Meine Hoffnung, die UN-BRK gerade in Rheinland-Pfalz gut realisieren zu können, war vorhanden. Den Ausbau der Schwerpunktschulen, die in der Zeit vor der UN-BRK im Jahr 2001 rechtlich festgemacht wurde, habe ich unterstützt als Einstieg in den flächendeckenden gemeinsamen Unterricht. Aber das ist jetzt, wenn man die davorliegende Zeit der Schulversuche hinzunimmt, weit mehr als 20 Jahre her und die  Forderungen der UN-BRK liegen seit 10 Jahren auf dem Tisch. Herausgekommen ist nichts, außer einigen wenigen weiteren, längst nicht das gesamte System erfassenden Schwerpunktschulen. Das  Gesamtsystem ist prinzipiell so selektiv geblieben wie vor dieser Zeit. Über die Politikfähigkeit dieser Partei darf man dann schon mehr als ins Grübeln kommen, gerade weil sie in einem ihrer ureigenen Politikfelder, der Bildung, mit der die SPD seit Beginn ihrer Geschichte das Versprechen von Emanzipation, gesellschaftlicher Gleichheit und gesellschaftlichem Aufstieg der Benachteiligten zu verbinden wusste, so grundsätzlich versagt.
Hier ist so viel verloren gegangen, wofür die Partei einst stand und somit ein weiterer unwiderruflicher Vertrauensverlust, ein weiterer, geradezu masochistischer Schritt in die Bedeutungslosigkeit.   
Die SPD des 21. Jahrhunderts wurde zu einer Partei, die nicht mehr den Mut hat, ihrer eigenen Programmatik zu vertrauen und dort Kraft zu suchen und neue Anfänge zu wagen. Stattdessen hat sie fast ausschließlich ihre Kritiker im Blick, ihre Angst vor ihnen ist bis zur eigenen Handlungsunfähigkeiten gewachsen. Die Strategie, sich vor allem deren Wünsche zu eigen zu machen, sollte inzwischen doch als grundlegender Fehler erkannt worden sein. Aber auch hier habe ich meine Zweifel, wenn man die Reaktion einzelner, bis vor kurzem führender Genossen auf die Wahl in Dänemark ansieht. Sie empfehlen u. a. auch die fremden- und asylfeindliche Politik der Dänischen Sozialisten als Beispiel für erfolgreiche Politikinhalte auf die eigene Politik zu übertragen.
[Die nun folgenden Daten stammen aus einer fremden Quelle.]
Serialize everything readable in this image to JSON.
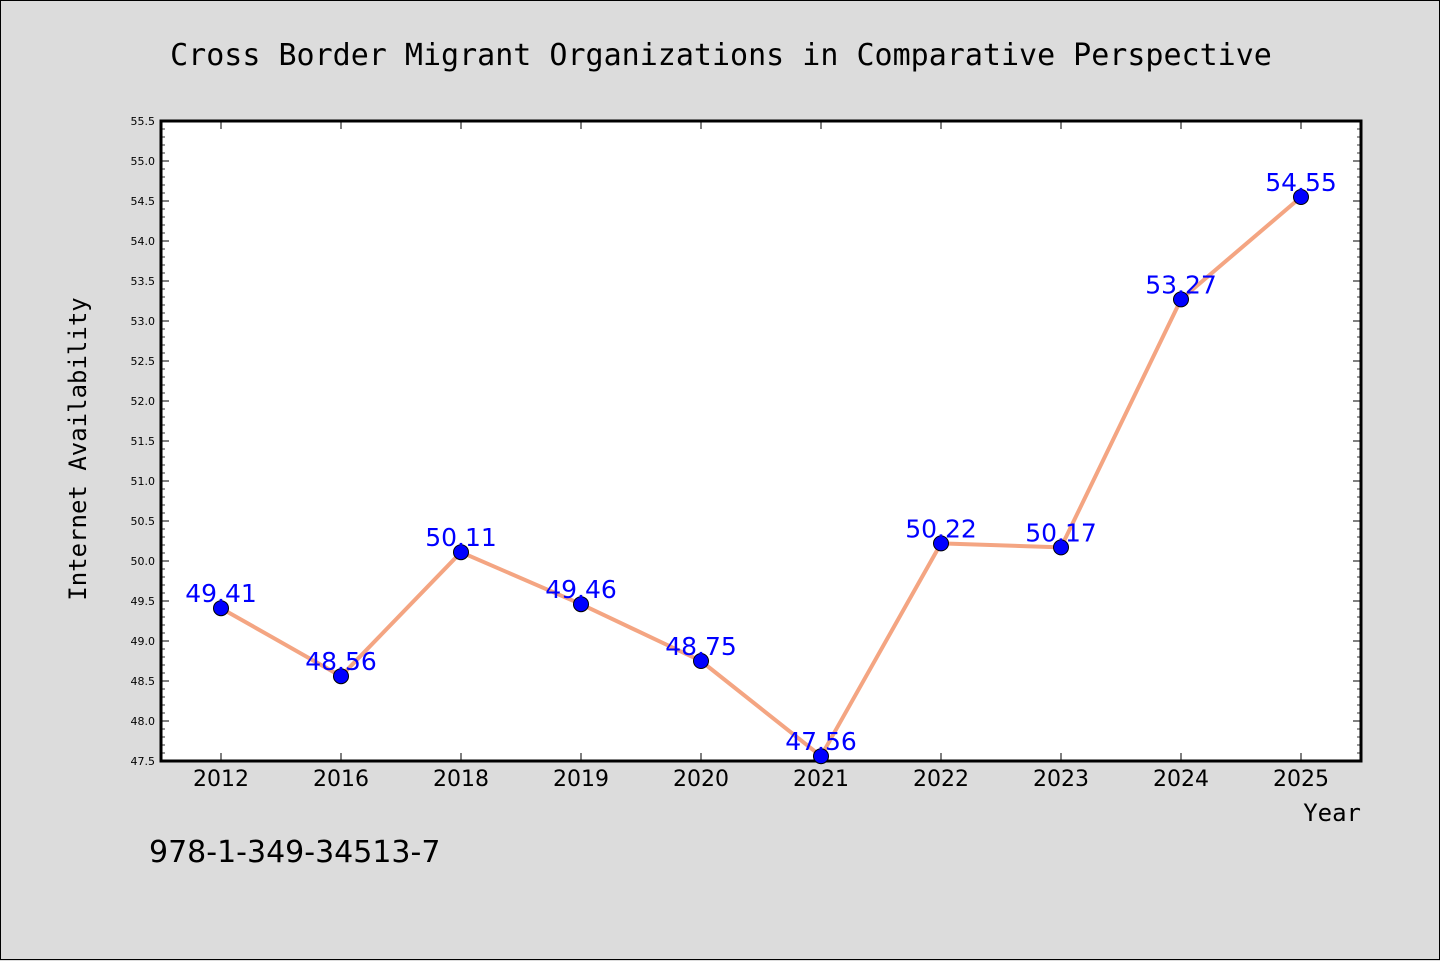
{
  "footer": {
    "isbn": "978-1-349-34513-7"
  },
  "colors": {
    "background": "#dcdcdc",
    "plot_background": "#ffffff",
    "line": "#f4a582",
    "marker": "#0000ff",
    "data_label": "#0000ff"
  },
  "chart_data": {
    "type": "line",
    "title": "Cross Border Migrant Organizations in Comparative Perspective",
    "xlabel": "Year",
    "ylabel": "Internet Availability",
    "categories": [
      "2012",
      "2016",
      "2018",
      "2019",
      "2020",
      "2021",
      "2022",
      "2023",
      "2024",
      "2025"
    ],
    "series": [
      {
        "values": [
          49.41,
          48.56,
          50.11,
          49.46,
          48.75,
          47.56,
          50.22,
          50.17,
          53.27,
          54.55
        ],
        "data_labels": [
          "49.41",
          "48.56",
          "50.11",
          "49.46",
          "48.75",
          "47.56",
          "50.22",
          "50.17",
          "53.27",
          "54.55"
        ]
      }
    ],
    "ylim": [
      47.5,
      55.5
    ],
    "yticks": [
      "47.5",
      "48.0",
      "48.5",
      "49.0",
      "49.5",
      "50.0",
      "50.5",
      "51.0",
      "51.5",
      "52.0",
      "52.5",
      "53.0",
      "53.5",
      "54.0",
      "54.5",
      "55.0",
      "55.5"
    ],
    "grid": false,
    "legend": "none",
    "markers": true
  }
}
Den humanen Markenkern, der ja schon mehr als kräftige Kratzer hat, gleich ganz aufzugeben, ist die hässliche und vergiftete Botschaft. Das ist zwar zum Glück in der Partei noch nicht mehrheitsfähig, aber allein die Tatsache, dass Gabriel und andere dies ernsthaft ins Gespräch bringen, unterstreicht nachdrücklich, auf welch falschen und düsteren Weg sich die Partei während der letzten Jahre eingelassen hat. Dazu passt leider, dass ein Hetzer wie Sarazin immer noch Parteimitglied sein darf.
Für mich steht also eine Entscheidung an. 1994 bin ich trotz erheblicher Bedenken in die SPD in einen der kleinsten Ortsverbände der Pfalz eingetreten mit zwölf freundlichen, ja geradezu liebevollen, aber höchst aktiven Mitgliedern. Nach 25 Jahren selbst mitgestalteter Politik in Beruf und verschiedenen Parteigremien reicht meine Hoffnung nicht mehr aus, dass diese Partei ihr Selbst wiederfindet, ihren Mut, sich zu erinnern, sich zu positionieren, Konflikte zu wagen und durchzustehen, Personalkonflikte meine ich damit wirklich nicht, wiewohl zu diesen Anforderungen selbstverständlich auch das mutige und konfliktfähige Personal gehört.
Meine Geduld ist zu Ende, ich werde die SPD verlassen, länger schon hatte ich es vor.